FreddieChopin/bleeding-edge-toolchain

-flto -g fails

Trass3r opened this issue · 6 comments

I tested the toolchain, thanks for it!
It even saves 2-3KB compared to my older 8.2 toolchain.
LTO works too but not when adding debug info (worked with the older toolchain). Can you reproduce this?
arm-none-eabi/bin/ld.exe: error: could not unlink output file

Ok seems to go away when removing -save-temps.

You sorted that out even before I could try it (; After the gcc team publishes a new snapshot (10.x.x snapshot or 9.x.x snapshot if the bug report will have info about fixing this in gcc-9-branch too) you can build the new toolchain using the script - just replace gccVersion="9.1.0" with gccVersion="10-YYYYMMDD" (depending on the snapshot name) and run it again.

Yeah I guess they won't backport it to v9. -save-temps is not used that often. I also just use it to see the produced assembly in the case of LTO.

Yeah I guess they won't backport it to v9.

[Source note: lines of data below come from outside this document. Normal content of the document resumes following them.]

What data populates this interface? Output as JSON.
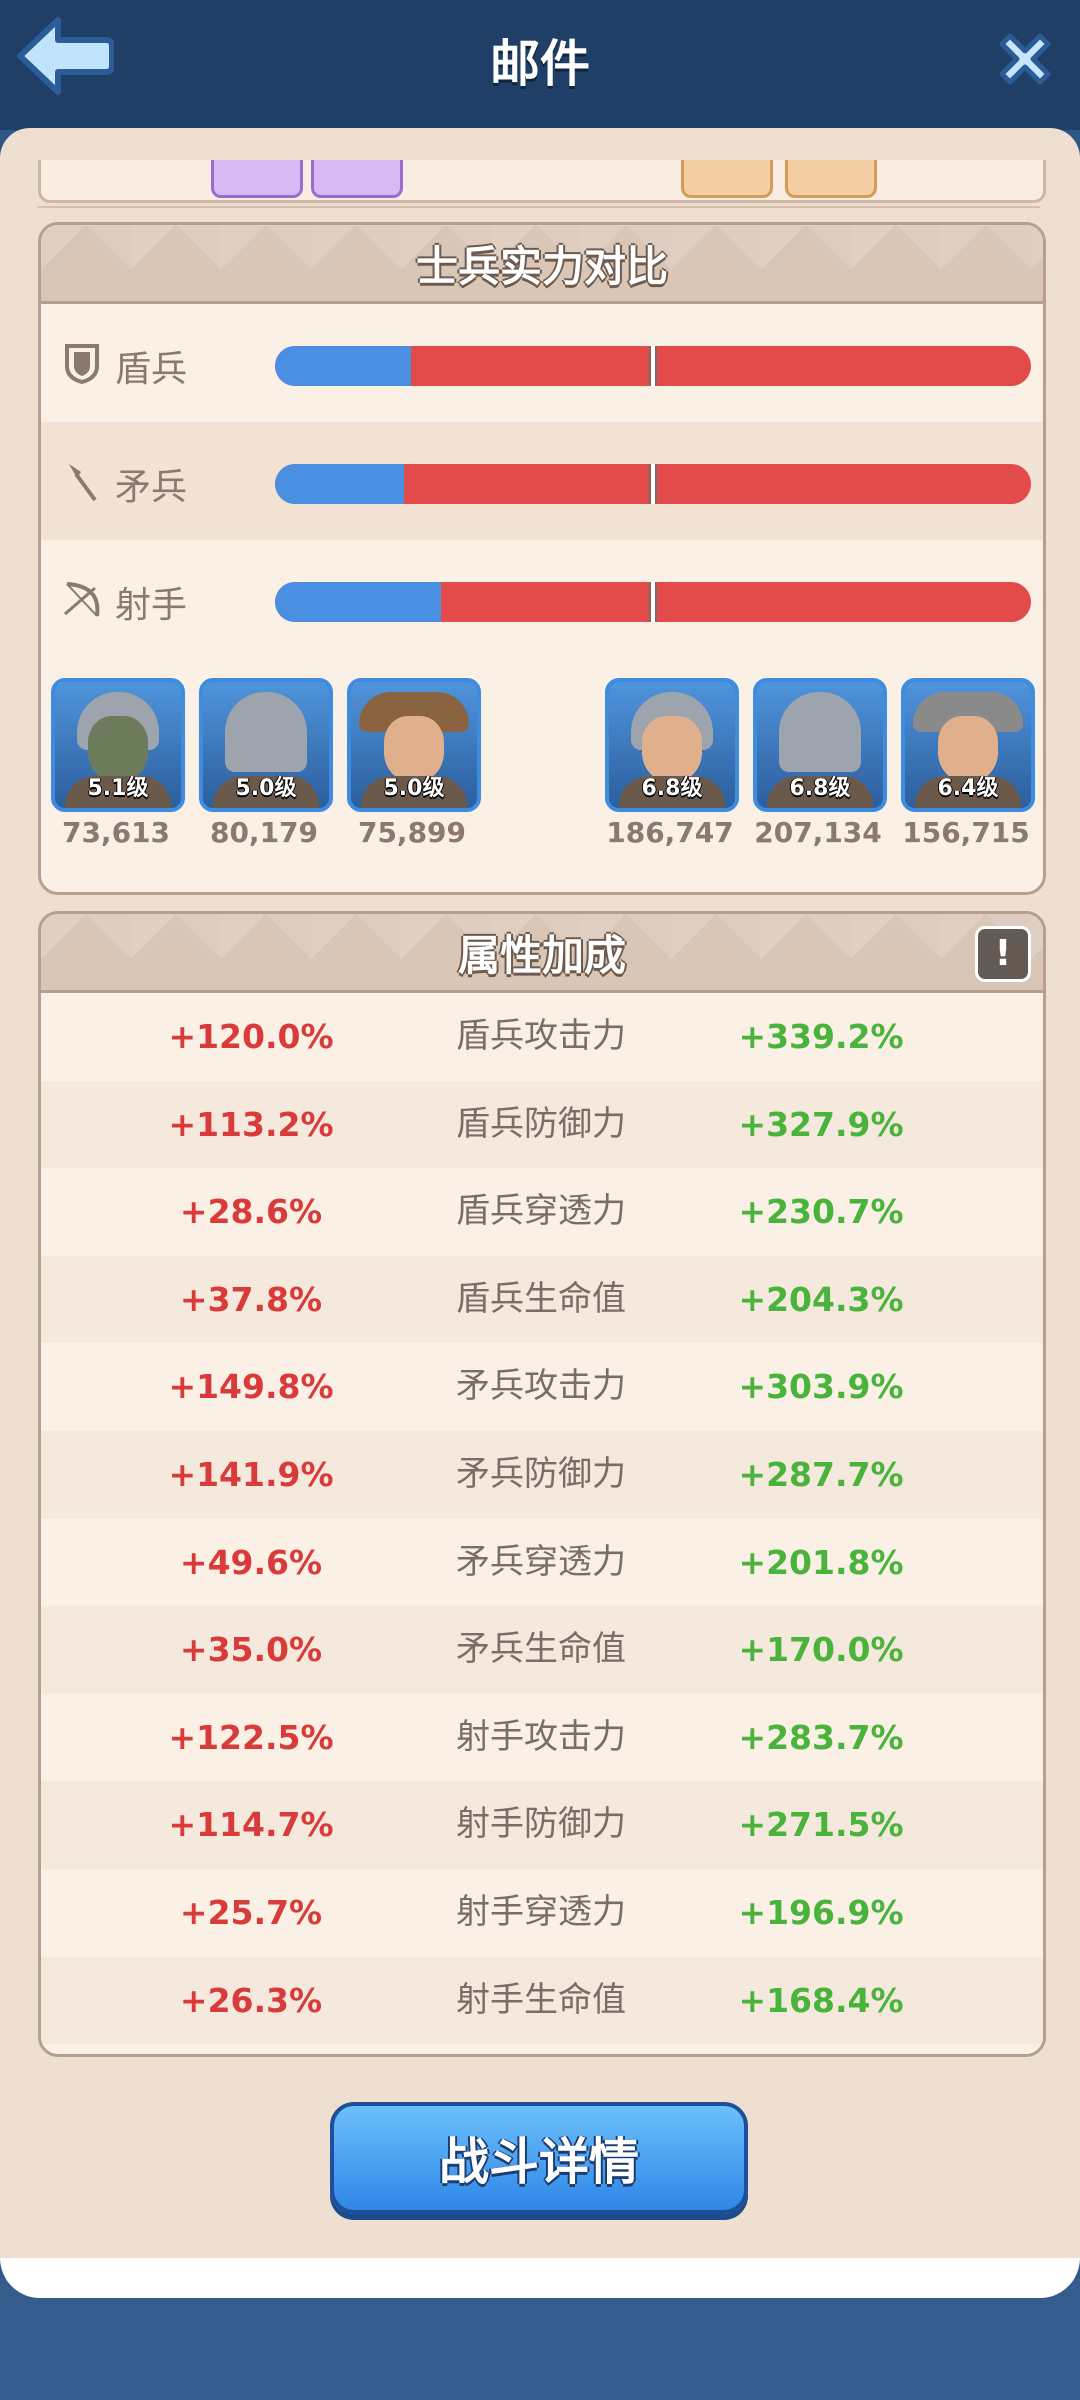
{
  "header": {
    "title": "邮件"
  },
  "soldier_compare": {
    "title": "士兵实力对比",
    "rows": [
      {
        "label": "盾兵",
        "icon": "shield-icon",
        "blue_fraction": 0.18
      },
      {
        "label": "矛兵",
        "icon": "spear-icon",
        "blue_fraction": 0.17
      },
      {
        "label": "射手",
        "icon": "bow-icon",
        "blue_fraction": 0.22
      }
    ],
    "units_left": [
      {
        "level": "5.1级",
        "count": "73,613"
      },
      {
        "level": "5.0级",
        "count": "80,179"
      },
      {
        "level": "5.0级",
        "count": "75,899"
      }
    ],
    "units_right": [
      {
        "level": "6.8级",
        "count": "186,747"
      },
      {
        "level": "6.8级",
        "count": "207,134"
      },
      {
        "level": "6.4级",
        "count": "156,715"
      }
    ]
  },
  "attributes": {
    "title": "属性加成",
    "info_label": "!",
    "rows": [
      {
        "left": "+120.0%",
        "name": "盾兵攻击力",
        "right": "+339.2%"
      },
      {
        "left": "+113.2%",
        "name": "盾兵防御力",
        "right": "+327.9%"
      },
      {
        "left": "+28.6%",
        "name": "盾兵穿透力",
        "right": "+230.7%"
      },
      {
        "left": "+37.8%",
        "name": "盾兵生命值",
        "right": "+204.3%"
      },
      {
        "left": "+149.8%",
        "name": "矛兵攻击力",
        "right": "+303.9%"
      },
      {
        "left": "+141.9%",
        "name": "矛兵防御力",
        "right": "+287.7%"
      },
      {
        "left": "+49.6%",
        "name": "矛兵穿透力",
        "right": "+201.8%"
      },
      {
        "left": "+35.0%",
        "name": "矛兵生命值",
        "right": "+170.0%"
      },
      {
        "left": "+122.5%",
        "name": "射手攻击力",
        "right": "+283.7%"
      },
      {
        "left": "+114.7%",
        "name": "射手防御力",
        "right": "+271.5%"
      },
      {
        "left": "+25.7%",
        "name": "射手穿透力",
        "right": "+196.9%"
      },
      {
        "left": "+26.3%",
        "name": "射手生命值",
        "right": "+168.4%"
      }
    ]
  },
  "battle_button": {
    "label": "战斗详情"
  },
  "colors": {
    "ally": "#4b8fe2",
    "enemy": "#e34a4a",
    "positive_ally": "#d93b3b",
    "positive_enemy": "#4ab33b"
  }
}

You never know (; Maybe they will, try to nag them a bit if you care about that. But if you can also try the 10.x.x snapshot, then it doesn't matter that much.

-save-temps is not used that often. I also just use it to see the produced assembly in the case of LTO.

You can inspect assembler in a different way. I just dump the assembly straight from the produced executable like this:
https://github.com/DISTORTEC/distortos/blob/master/cmake/distortos-utilities.cmake#L90
$ arm-none-eabi-objdump --demangle -S output.elf > output.lss

If you compile with debugging symbols, then the assembly usually is nicely mixed with the sourcecode (it gets worse with higher optimization levels).

Yeah I know but gcc's output is way better than objdump's iirc. Would need to re-check.